Kurt Ludden of Seattle filed seven initiatives, dealing with medical marijuana, and the initiative process. Other sponsors submitted measures dealing with a single-payer health insurance system for Washington, grandparents' visitation rights, and faculty carrying handguns.
The process of filing is easy -- pay a $5 filing fee and submit the proposed wording. History shows, however, that usually only a few actually make the ballot. It takes 246,372 valid signatures of registered Washington voters -- and the Elections Division recommends bringing in at least 325k to cover duplicate and invalid signatures. The deadline this year is July 8.

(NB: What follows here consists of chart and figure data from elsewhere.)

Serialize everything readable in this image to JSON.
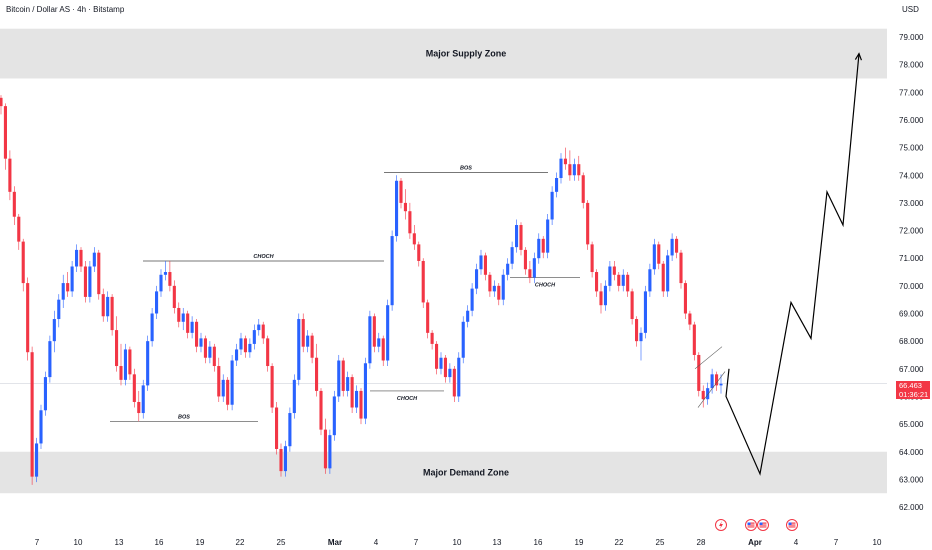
{
  "header": {
    "symbol": "Bitcoin / Dollar AS · 4h · Bitstamp",
    "currency": "USD"
  },
  "price_tag": {
    "price": "66.463",
    "countdown": "01:36:21",
    "color": "#f23645"
  },
  "colors": {
    "up": "#2962ff",
    "down": "#f23645",
    "zone": "#e4e4e4",
    "projection": "#000000"
  },
  "event_icons": [
    "lightning-icon",
    "us-flag-icon",
    "us-flag-icon",
    "us-flag-icon"
  ],
  "chart_data": {
    "type": "candlestick",
    "symbol": "Bitcoin / Dollar AS",
    "timeframe": "4h",
    "exchange": "Bitstamp",
    "y_axis": {
      "label": "USD",
      "ylim": [
        61.6,
        79.9
      ],
      "ticks": [
        "79.000",
        "78.000",
        "77.000",
        "76.000",
        "75.000",
        "74.000",
        "73.000",
        "72.000",
        "71.000",
        "70.000",
        "69.000",
        "68.000",
        "67.000",
        "66.000",
        "65.000",
        "64.000",
        "63.000",
        "62.000"
      ]
    },
    "x_axis": {
      "ticks": [
        "7",
        "10",
        "13",
        "16",
        "19",
        "22",
        "25",
        "Mar",
        "4",
        "7",
        "10",
        "13",
        "16",
        "19",
        "22",
        "25",
        "28",
        "Apr",
        "4",
        "7",
        "10"
      ]
    },
    "zones": [
      {
        "label": "Major Supply Zone",
        "from": 77.5,
        "to": 79.3
      },
      {
        "label": "Major Demand Zone",
        "from": 62.5,
        "to": 64.0
      }
    ],
    "structure_lines": [
      {
        "label": "BOS",
        "value": 65.1
      },
      {
        "label": "CHOCH",
        "value": 70.9
      },
      {
        "label": "BOS",
        "value": 74.1
      },
      {
        "label": "CHOCH",
        "value": 66.2
      },
      {
        "label": "CHOCH",
        "value": 70.3
      }
    ],
    "current_price": 66.463,
    "ohlc": [
      [
        76.8,
        76.9,
        76.2,
        76.5
      ],
      [
        76.5,
        76.6,
        74.2,
        74.6
      ],
      [
        74.6,
        74.9,
        73.1,
        73.4
      ],
      [
        73.4,
        73.6,
        72.2,
        72.5
      ],
      [
        72.5,
        72.6,
        71.3,
        71.6
      ],
      [
        71.6,
        71.7,
        69.8,
        70.1
      ],
      [
        70.1,
        70.3,
        67.3,
        67.6
      ],
      [
        67.6,
        67.8,
        62.8,
        63.1
      ],
      [
        63.1,
        64.5,
        62.9,
        64.3
      ],
      [
        64.3,
        65.7,
        64.1,
        65.5
      ],
      [
        65.5,
        66.9,
        65.3,
        66.7
      ],
      [
        66.7,
        68.2,
        66.5,
        68.0
      ],
      [
        68.0,
        69.1,
        67.6,
        68.8
      ],
      [
        68.8,
        69.7,
        68.5,
        69.5
      ],
      [
        69.5,
        70.4,
        69.2,
        70.1
      ],
      [
        70.1,
        70.5,
        69.6,
        69.8
      ],
      [
        69.8,
        70.9,
        69.6,
        70.7
      ],
      [
        70.7,
        71.5,
        70.5,
        71.3
      ],
      [
        71.3,
        71.4,
        70.5,
        70.7
      ],
      [
        70.7,
        70.9,
        69.4,
        69.6
      ],
      [
        69.6,
        70.9,
        69.4,
        70.7
      ],
      [
        70.7,
        71.4,
        70.5,
        71.2
      ],
      [
        71.2,
        71.3,
        69.5,
        69.7
      ],
      [
        69.7,
        69.9,
        68.7,
        68.9
      ],
      [
        68.9,
        69.8,
        68.7,
        69.6
      ],
      [
        69.6,
        69.7,
        68.2,
        68.4
      ],
      [
        68.4,
        68.9,
        66.9,
        67.1
      ],
      [
        67.1,
        67.9,
        66.4,
        66.6
      ],
      [
        66.6,
        67.9,
        66.4,
        67.7
      ],
      [
        67.7,
        67.8,
        66.6,
        66.8
      ],
      [
        66.8,
        67.0,
        65.6,
        65.8
      ],
      [
        65.8,
        66.2,
        65.1,
        65.4
      ],
      [
        65.4,
        66.6,
        65.2,
        66.4
      ],
      [
        66.4,
        68.2,
        66.2,
        68.0
      ],
      [
        68.0,
        69.2,
        67.8,
        69.0
      ],
      [
        69.0,
        70.0,
        68.8,
        69.8
      ],
      [
        69.8,
        70.6,
        69.6,
        70.4
      ],
      [
        70.4,
        70.9,
        70.2,
        70.5
      ],
      [
        70.5,
        70.9,
        69.8,
        70.0
      ],
      [
        70.0,
        70.2,
        69.0,
        69.2
      ],
      [
        69.2,
        69.4,
        68.5,
        68.7
      ],
      [
        68.7,
        69.2,
        68.4,
        69.0
      ],
      [
        69.0,
        69.1,
        68.1,
        68.3
      ],
      [
        68.3,
        68.9,
        68.1,
        68.7
      ],
      [
        68.7,
        68.8,
        67.6,
        67.8
      ],
      [
        67.8,
        68.3,
        67.6,
        68.1
      ],
      [
        68.1,
        68.2,
        67.2,
        67.4
      ],
      [
        67.4,
        68.0,
        67.2,
        67.8
      ],
      [
        67.8,
        67.9,
        66.9,
        67.1
      ],
      [
        67.1,
        67.4,
        65.8,
        66.0
      ],
      [
        66.0,
        66.8,
        65.8,
        66.6
      ],
      [
        66.6,
        66.7,
        65.5,
        65.7
      ],
      [
        65.7,
        67.5,
        65.5,
        67.3
      ],
      [
        67.3,
        67.9,
        67.1,
        67.7
      ],
      [
        67.7,
        68.3,
        67.5,
        68.1
      ],
      [
        68.1,
        68.2,
        67.4,
        67.6
      ],
      [
        67.6,
        68.1,
        67.4,
        67.9
      ],
      [
        67.9,
        68.6,
        67.7,
        68.4
      ],
      [
        68.4,
        68.8,
        68.2,
        68.6
      ],
      [
        68.6,
        68.7,
        67.9,
        68.1
      ],
      [
        68.1,
        68.2,
        66.9,
        67.1
      ],
      [
        67.1,
        67.2,
        65.4,
        65.6
      ],
      [
        65.6,
        65.8,
        63.9,
        64.1
      ],
      [
        64.1,
        64.3,
        63.1,
        63.3
      ],
      [
        63.3,
        64.4,
        63.1,
        64.2
      ],
      [
        64.2,
        65.6,
        64.0,
        65.4
      ],
      [
        65.4,
        66.8,
        65.2,
        66.6
      ],
      [
        66.6,
        69.0,
        66.4,
        68.8
      ],
      [
        68.8,
        69.0,
        67.6,
        67.8
      ],
      [
        67.8,
        68.4,
        67.6,
        68.2
      ],
      [
        68.2,
        68.3,
        67.2,
        67.4
      ],
      [
        67.4,
        67.9,
        66.0,
        66.2
      ],
      [
        66.2,
        66.3,
        64.6,
        64.8
      ],
      [
        64.8,
        65.2,
        63.2,
        63.4
      ],
      [
        63.4,
        64.8,
        63.2,
        64.6
      ],
      [
        64.6,
        66.2,
        64.4,
        66.0
      ],
      [
        66.0,
        67.5,
        65.8,
        67.3
      ],
      [
        67.3,
        67.4,
        66.0,
        66.2
      ],
      [
        66.2,
        66.9,
        66.0,
        66.7
      ],
      [
        66.7,
        66.8,
        65.4,
        65.6
      ],
      [
        65.6,
        66.4,
        65.4,
        66.2
      ],
      [
        66.2,
        66.3,
        65.0,
        65.2
      ],
      [
        65.2,
        67.4,
        65.0,
        67.2
      ],
      [
        67.2,
        69.1,
        67.0,
        68.9
      ],
      [
        68.9,
        69.0,
        67.6,
        67.8
      ],
      [
        67.8,
        68.3,
        67.6,
        68.1
      ],
      [
        68.1,
        68.2,
        67.1,
        67.3
      ],
      [
        67.3,
        69.5,
        67.1,
        69.3
      ],
      [
        69.3,
        72.0,
        69.1,
        71.8
      ],
      [
        71.8,
        74.0,
        71.6,
        73.8
      ],
      [
        73.8,
        73.9,
        72.8,
        73.0
      ],
      [
        73.0,
        73.5,
        72.4,
        72.7
      ],
      [
        72.7,
        73.0,
        71.7,
        71.9
      ],
      [
        71.9,
        72.2,
        71.3,
        71.5
      ],
      [
        71.5,
        71.6,
        70.7,
        70.9
      ],
      [
        70.9,
        71.0,
        69.2,
        69.4
      ],
      [
        69.4,
        69.5,
        68.1,
        68.3
      ],
      [
        68.3,
        68.4,
        67.7,
        67.9
      ],
      [
        67.9,
        68.0,
        66.8,
        67.0
      ],
      [
        67.0,
        67.6,
        66.8,
        67.4
      ],
      [
        67.4,
        67.5,
        66.5,
        66.7
      ],
      [
        66.7,
        67.2,
        66.5,
        67.0
      ],
      [
        67.0,
        67.1,
        65.8,
        66.0
      ],
      [
        66.0,
        67.6,
        65.8,
        67.4
      ],
      [
        67.4,
        68.9,
        67.2,
        68.7
      ],
      [
        68.7,
        69.3,
        68.5,
        69.1
      ],
      [
        69.1,
        70.1,
        68.9,
        69.9
      ],
      [
        69.9,
        70.8,
        69.7,
        70.6
      ],
      [
        70.6,
        71.3,
        70.4,
        71.1
      ],
      [
        71.1,
        71.2,
        70.2,
        70.4
      ],
      [
        70.4,
        70.5,
        69.6,
        69.8
      ],
      [
        69.8,
        70.2,
        69.6,
        70.0
      ],
      [
        70.0,
        70.1,
        69.3,
        69.5
      ],
      [
        69.5,
        70.6,
        69.3,
        70.4
      ],
      [
        70.4,
        71.0,
        70.2,
        70.8
      ],
      [
        70.8,
        71.6,
        70.6,
        71.4
      ],
      [
        71.4,
        72.4,
        71.2,
        72.2
      ],
      [
        72.2,
        72.3,
        71.1,
        71.3
      ],
      [
        71.3,
        71.4,
        70.4,
        70.6
      ],
      [
        70.6,
        70.9,
        70.1,
        70.3
      ],
      [
        70.3,
        71.2,
        70.1,
        71.0
      ],
      [
        71.0,
        71.9,
        70.8,
        71.7
      ],
      [
        71.7,
        71.8,
        71.0,
        71.2
      ],
      [
        71.2,
        72.6,
        71.0,
        72.4
      ],
      [
        72.4,
        73.6,
        72.2,
        73.4
      ],
      [
        73.4,
        74.1,
        73.2,
        73.9
      ],
      [
        73.9,
        74.8,
        73.7,
        74.6
      ],
      [
        74.6,
        75.0,
        74.2,
        74.4
      ],
      [
        74.4,
        74.9,
        73.8,
        74.0
      ],
      [
        74.0,
        74.6,
        73.8,
        74.4
      ],
      [
        74.4,
        74.7,
        73.8,
        74.0
      ],
      [
        74.0,
        74.1,
        72.8,
        73.0
      ],
      [
        73.0,
        73.1,
        71.3,
        71.5
      ],
      [
        71.5,
        71.6,
        70.3,
        70.5
      ],
      [
        70.5,
        70.6,
        69.6,
        69.8
      ],
      [
        69.8,
        70.1,
        69.0,
        69.3
      ],
      [
        69.3,
        70.2,
        69.1,
        70.0
      ],
      [
        70.0,
        70.9,
        69.8,
        70.7
      ],
      [
        70.7,
        70.9,
        70.2,
        70.4
      ],
      [
        70.4,
        70.5,
        69.8,
        70.0
      ],
      [
        70.0,
        70.6,
        69.8,
        70.4
      ],
      [
        70.4,
        70.5,
        69.6,
        69.8
      ],
      [
        69.8,
        69.9,
        68.6,
        68.8
      ],
      [
        68.8,
        68.9,
        67.8,
        68.0
      ],
      [
        68.0,
        68.5,
        67.3,
        68.3
      ],
      [
        68.3,
        70.0,
        68.1,
        69.8
      ],
      [
        69.8,
        70.8,
        69.6,
        70.6
      ],
      [
        70.6,
        71.7,
        70.4,
        71.5
      ],
      [
        71.5,
        71.6,
        70.6,
        70.8
      ],
      [
        70.8,
        70.9,
        69.6,
        69.8
      ],
      [
        69.8,
        71.3,
        69.6,
        71.1
      ],
      [
        71.1,
        71.9,
        70.9,
        71.7
      ],
      [
        71.7,
        71.8,
        71.0,
        71.2
      ],
      [
        71.2,
        71.3,
        69.9,
        70.1
      ],
      [
        70.1,
        70.2,
        68.8,
        69.0
      ],
      [
        69.0,
        69.1,
        68.4,
        68.6
      ],
      [
        68.6,
        68.7,
        67.3,
        67.5
      ],
      [
        67.5,
        67.6,
        66.0,
        66.2
      ],
      [
        66.2,
        66.4,
        65.6,
        65.9
      ],
      [
        65.9,
        66.5,
        65.7,
        66.3
      ],
      [
        66.3,
        67.0,
        66.1,
        66.8
      ],
      [
        66.8,
        66.9,
        66.2,
        66.4
      ],
      [
        66.4,
        66.8,
        66.1,
        66.46
      ]
    ],
    "projection": [
      [
        729,
        67.0
      ],
      [
        726,
        66.0
      ],
      [
        760,
        63.2
      ],
      [
        791,
        69.4
      ],
      [
        811,
        68.1
      ],
      [
        827,
        73.4
      ],
      [
        843,
        72.2
      ],
      [
        859,
        78.4
      ]
    ],
    "channel": [
      [
        695,
        67.0
      ],
      [
        722,
        67.8
      ],
      [
        698,
        65.6
      ],
      [
        725,
        66.9
      ]
    ]
  }
}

Initiatives are sent to the state code reviser for review as to form, and then on to the attorney general for a ballot title. Ballot titles can be challenges by sponsors or foes in court. After all that, it is up to sponsors whether to actually print up 20,000 or more actual petition sheets for signature collection. Many sponsors do not take that final step, and many do not gather enough signatures to qualify.
Meanwhile, Secretary of State Kim Wyman has provisionally certified two initiatives to the Legislature as the Elections Division begins the signature-verification process. They are I-732, dealing with carbon taxes, and I-735, petitioning for a constitutional amendment overturning the Supreme Court's Citizens United decision on campaign fundraising.